Adaptive Data Compression and Reconstruction for Memory-Bounded EEG Continual Learning

arXiv:2605.03085v1 Announce Type: new Abstract: Electroencephalography (EEG) signals provide millisecond-level temporal resolution but their analysis is limited by remarkable noise and inter-subject variability, making robust personalization difficult under limited annotations. Unsupervised Individual Continual Learning (UICL) has been proposed to address this practical challenge, where a model pretrained on a labeled cohort must adapt online to unlabeled subject streams under strict memory constraints.

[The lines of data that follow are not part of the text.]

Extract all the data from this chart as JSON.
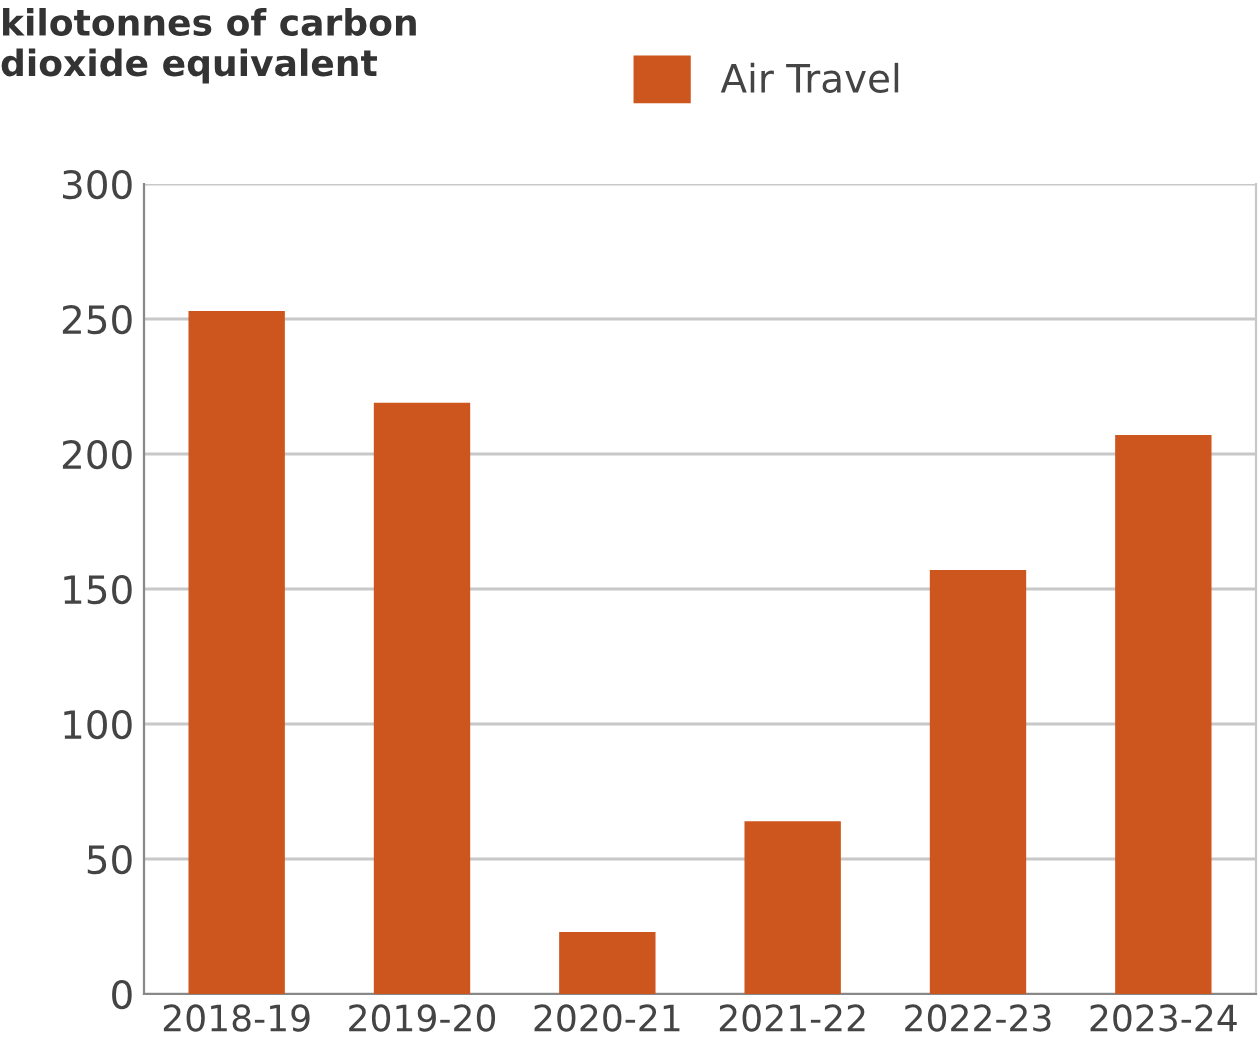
{
  "chart_data": {
    "type": "bar",
    "ylabel": "kilotonnes of carbon\ndioxide equivalent",
    "categories": [
      "2018-19",
      "2019-20",
      "2020-21",
      "2021-22",
      "2022-23",
      "2023-24"
    ],
    "series": [
      {
        "name": "Air Travel",
        "color": "#cc561e",
        "values": [
          253,
          219,
          23,
          64,
          157,
          207
        ]
      }
    ],
    "ylim": [
      0,
      300
    ],
    "yticks": [
      0,
      50,
      100,
      150,
      200,
      250,
      300
    ],
    "grid": "y",
    "legend": "top"
  }
}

However, existing UICL methods typically store full past samples, which undermine the continual learning goal of avoiding retraining. Observing that EEG signals exhibit well-structured morphologies to be exploited via morphology-aware selection, compression, and reconstruction, here we propose Adaptive Data Compression and Reconstruction (ADaCoRe) for UICL. This is a memory-efficient pipeline composed of saliency-driven keyframe protection, rational polyphase compression, adjoint reconstruction with verbatim overwrite on protected indices, and prototype-confidence selection for adaptive exemplar maintenance. Across three representative benchmarks, ADaCoRe consistently outperforms recent strong baselines under tight buffer regimes (eg., the performance gains are at least +2.7 and +15.3 ACC on ISRUC and FACED datasets, respectively). Ablation studies quantify compression-fidelity trade-offs and highlight the contribution of each design, while visualizations confirm the preservation of key EEG morphology during compression and reconstruction.